Tous, ou du moins ceux qui estiment la mythologie comme étant un cadre nécessaire à fonder une civilisation sur une base morale légitime, connaissent la punition du célèbre Sisyphe.
Pour bien commencer, voici ce qu’il en est dit.
Sisyphe, un mortel reconnu comme gouverneur d’un territoire, désire obtenir une source d’eau pour sa ville Corinthe. Ville asséchée où les arbres dépérissent, les animaux désertent et les humains s’assoiffent et se meurent dans ce désert apocalyptique (sic l’actualité, polluaient-ils autant que nous ?). Pour se faire, il révéla au dieu des fleuves Asopos que Zeus lui avait retiré sa fille. Celui-ci, irrité par cet affront, l’envoya au génie de la mort Thanatos. Cependant, Sisyphe était réputé par sa grande ruse. Il n’hésita pas une seule seconde à demander à sa femme de ne pas l’enterrer. Pourquoi ? Pour demander à Hadès de revenir dans le commun des mortels pour la punir et ainsi poursuivre son règne. Seulement, ce stratagème se fit apercevoir et Hadès vint le rechercher et Zeus, le dieu des dieux, le condamna à faire rouler sans cesse un énorme rocher jusqu’au sommet d’une colline et, chaque fois qu’il sera sur le point d’atteindre le sommet, la roche lui échapperait et dévalerait la pente.

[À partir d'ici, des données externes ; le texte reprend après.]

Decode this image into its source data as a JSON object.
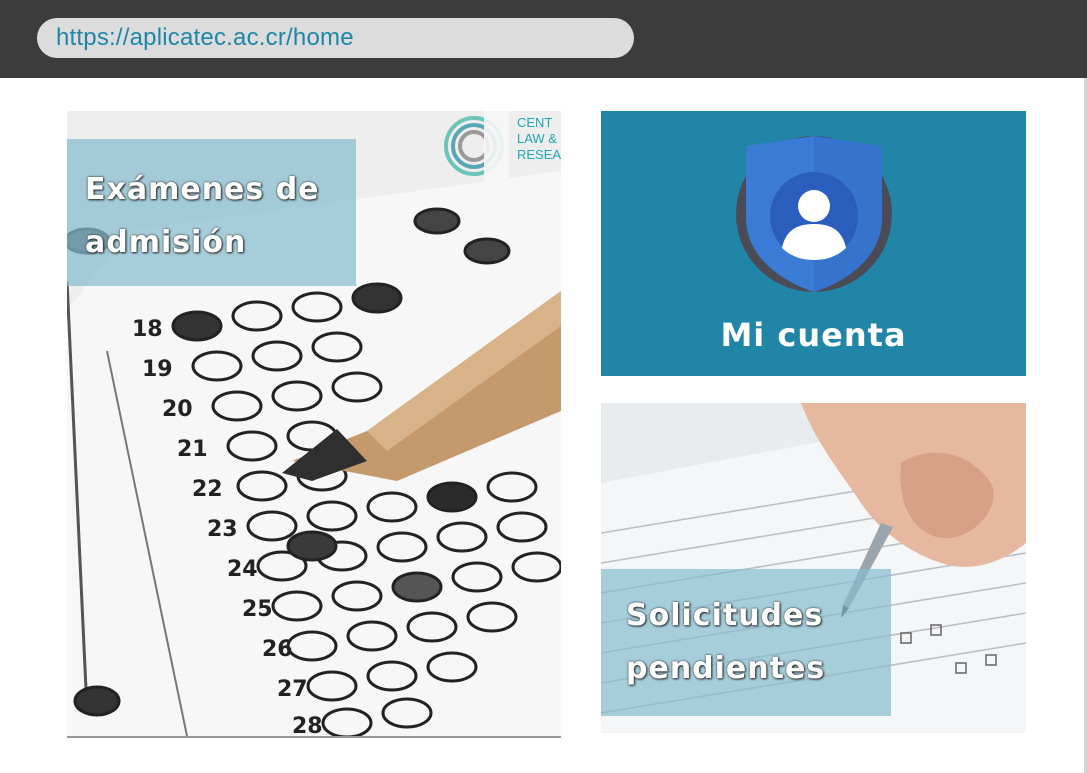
{
  "browser": {
    "url": "https://aplicatec.ac.cr/home"
  },
  "cards": {
    "exams": {
      "title_line1": "Exámenes de",
      "title_line2": "admisión",
      "logo_lines": [
        "CENT",
        "LAW &",
        "RESEA"
      ],
      "image": "pencil-on-answer-sheet"
    },
    "account": {
      "title": "Mi cuenta",
      "icon": "user-shield-icon"
    },
    "requests": {
      "title_line1": "Solicitudes",
      "title_line2": "pendientes",
      "image": "hand-filling-form"
    }
  },
  "colors": {
    "topbar": "#3c3c3c",
    "url_text": "#1f86a8",
    "account_bg": "#2185a8",
    "label_overlay": "#86bcce"
  }
}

Ainsi en est-il du mythe de Sisyphe, une inutile répétition d’un évènement ridicule qui devait préserver les hommes d’un orgueil démesuré face aux épreuves de la vie. Ne pas s’imposer, mais laisser faire. « Il ne faut pas en vouloir aux événements » disait Marc Aurèle.
Certes, cette époque est révolue mais ce mythe restera à jamais inscrit dans l’universalité des matériaux qui nous composent. D’autant plus, que cela laisse toujours à rêver, à imaginer la réalité sous une figuration nouvelle et donc à transmettre aux êtres les plus capables et les plus demandeurs de symboles, les enfants-et les adultes qui le reconnaissent encore en eux-, de se construire grâce à une représentation empirique, supranaturelle de la vie et de façon purement intuitive. Cette forme de connaissance extrêmement sensible, connecte indéniablement l’Homme à la valeur universel, donc hors du temps et de l’espace, dans un monde plus grand que lui et qu’il ne percevra jamais entièrement.

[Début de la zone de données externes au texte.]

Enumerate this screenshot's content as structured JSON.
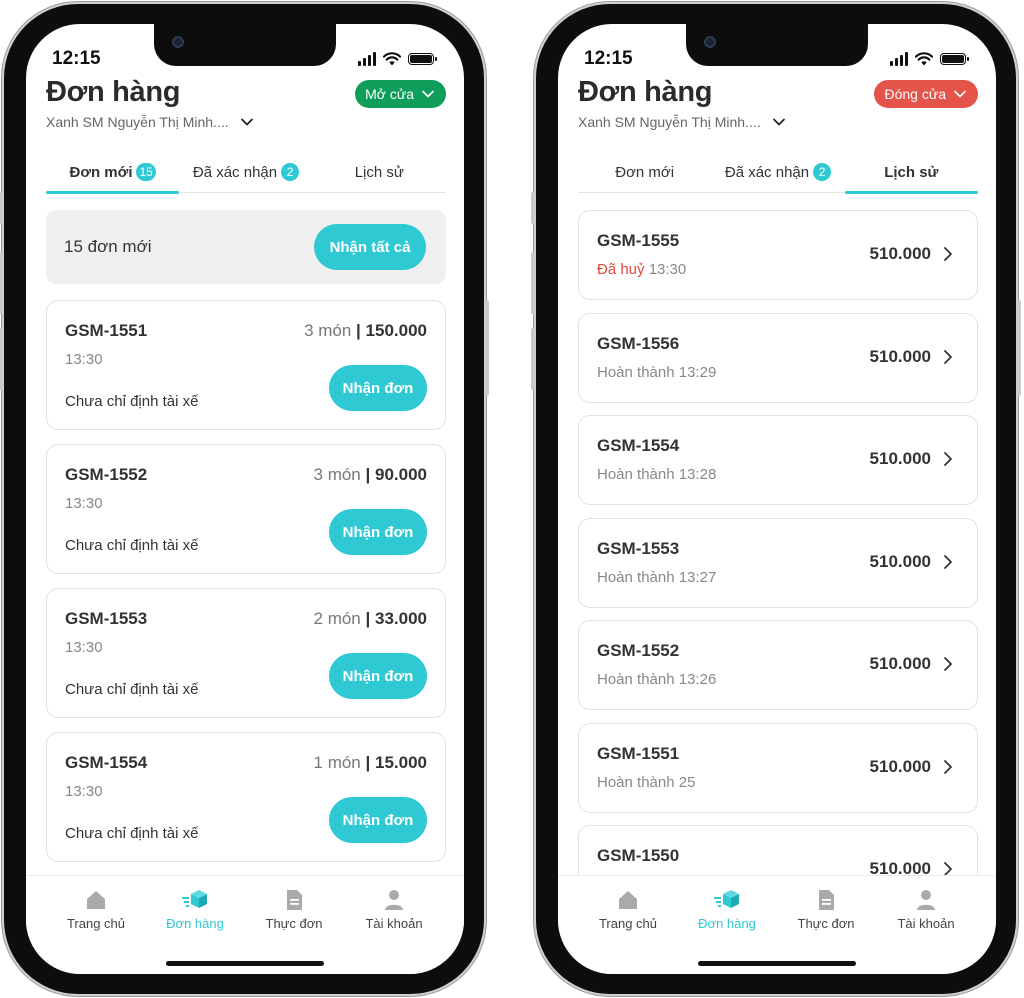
{
  "colors": {
    "accent": "#2fc9d3",
    "open_green": "#0f9e5a",
    "closed_red": "#e5544a",
    "cancel_red": "#e0473a"
  },
  "left": {
    "time": "12:15",
    "title": "Đơn hàng",
    "store": "Xanh SM Nguyễn Thị Minh....",
    "status_btn": "Mở cửa",
    "tabs": [
      {
        "label": "Đơn mới",
        "badge": "15"
      },
      {
        "label": "Đã xác nhận",
        "badge": "2"
      },
      {
        "label": "Lịch sử"
      }
    ],
    "summary": {
      "text": "15 đơn mới",
      "button": "Nhận tất cả"
    },
    "orders": [
      {
        "id": "GSM-1551",
        "qty": "3 món",
        "sep": "|",
        "price": "150.000",
        "time": "13:30",
        "driver": "Chưa chỉ định tài xế",
        "button": "Nhận đơn"
      },
      {
        "id": "GSM-1552",
        "qty": "3 món",
        "sep": "|",
        "price": "90.000",
        "time": "13:30",
        "driver": "Chưa chỉ định tài xế",
        "button": "Nhận đơn"
      },
      {
        "id": "GSM-1553",
        "qty": "2 món",
        "sep": "|",
        "price": "33.000",
        "time": "13:30",
        "driver": "Chưa chỉ định tài xế",
        "button": "Nhận đơn"
      },
      {
        "id": "GSM-1554",
        "qty": "1 món",
        "sep": "|",
        "price": "15.000",
        "time": "13:30",
        "driver": "Chưa chỉ định tài xế",
        "button": "Nhận đơn"
      }
    ]
  },
  "right": {
    "time": "12:15",
    "title": "Đơn hàng",
    "store": "Xanh SM Nguyễn Thị Minh....",
    "status_btn": "Đóng cửa",
    "tabs": [
      {
        "label": "Đơn mới"
      },
      {
        "label": "Đã xác nhận",
        "badge": "2"
      },
      {
        "label": "Lịch sử"
      }
    ],
    "history": [
      {
        "id": "GSM-1555",
        "status": "Đã huỷ",
        "time": "13:30",
        "amount": "510.000"
      },
      {
        "id": "GSM-1556",
        "status": "Hoàn thành",
        "time": "13:29",
        "amount": "510.000"
      },
      {
        "id": "GSM-1554",
        "status": "Hoàn thành",
        "time": "13:28",
        "amount": "510.000"
      },
      {
        "id": "GSM-1553",
        "status": "Hoàn thành",
        "time": "13:27",
        "amount": "510.000"
      },
      {
        "id": "GSM-1552",
        "status": "Hoàn thành",
        "time": "13:26",
        "amount": "510.000"
      },
      {
        "id": "GSM-1551",
        "status": "Hoàn thành",
        "time": "25",
        "amount": "510.000"
      },
      {
        "id": "GSM-1550",
        "status": "",
        "time": "",
        "amount": "510.000"
      }
    ]
  },
  "nav": [
    {
      "label": "Trang chủ",
      "icon": "home-icon"
    },
    {
      "label": "Đơn hàng",
      "icon": "box-icon"
    },
    {
      "label": "Thực đơn",
      "icon": "document-icon"
    },
    {
      "label": "Tài khoản",
      "icon": "user-icon"
    }
  ]
}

Il existe une solitude si profonde, Où un homme, comme Sisyphe peut s’y morfondre, Et déplacer le poids si dense de la pierre, Que seul le courage et l’espoir lui fussent nécessaire.
Écarté des maux de la Civilisation, L’aigle rode et lui apporte l’Art des mots, Seul dans sa pénitence funèbre, L’accepte, sans regrets et divulgue son verbe.
Sans cesse il aura à construire, Lorsque ses ressources viendront à s’obscurcir, Sans cesse il aura à recommencer, Quand son coeur sera désincarné.
Triste est ce sort si cruel s’acharner, A ceux qui de leur temps existe, Joyeux est celui qui dès demain sera armé, Comme un mortel se réclamant au nom de Sisyphe.
Les mots traversent les âges, mieux encore, ils accompagnent les hommes qui les façonnent à leur image. Le monde est une représentation constante fournie par nos sens. Le langage formule et réuni.
Pour en revenir au thème que Sisyphe représente par son non-dit intuitivement transmit, on peut établir une liste, ou plutôt un corps de mots, un vocabulaire spécifique à ce mythe. Un corps de mots et non une liste afin de s’extraire de notre pensée technicienne moderne. Laissant ainsi agir une spontanéité issue de la pensée pure. Ici, le mythe, suffisamment Nietzschéen pour l’apprécier, transmet une sensation fabuleuse de soumission aux forces souveraines, naturelles. Ces forces ne sont pas issues d’un « bien » et d’un « mal », comme celles issues des différentes eschatologies monothéistes, mais du principe supérieur de l’esthétisme primordial, ou plutôt, d’un relatif esthétisme qui transcende notre rapport au monde jusqu’à nous rendre conscient de notre éphémérité, déjà annoncé depuis les présocratiques et mise en apogée depuis Epicure.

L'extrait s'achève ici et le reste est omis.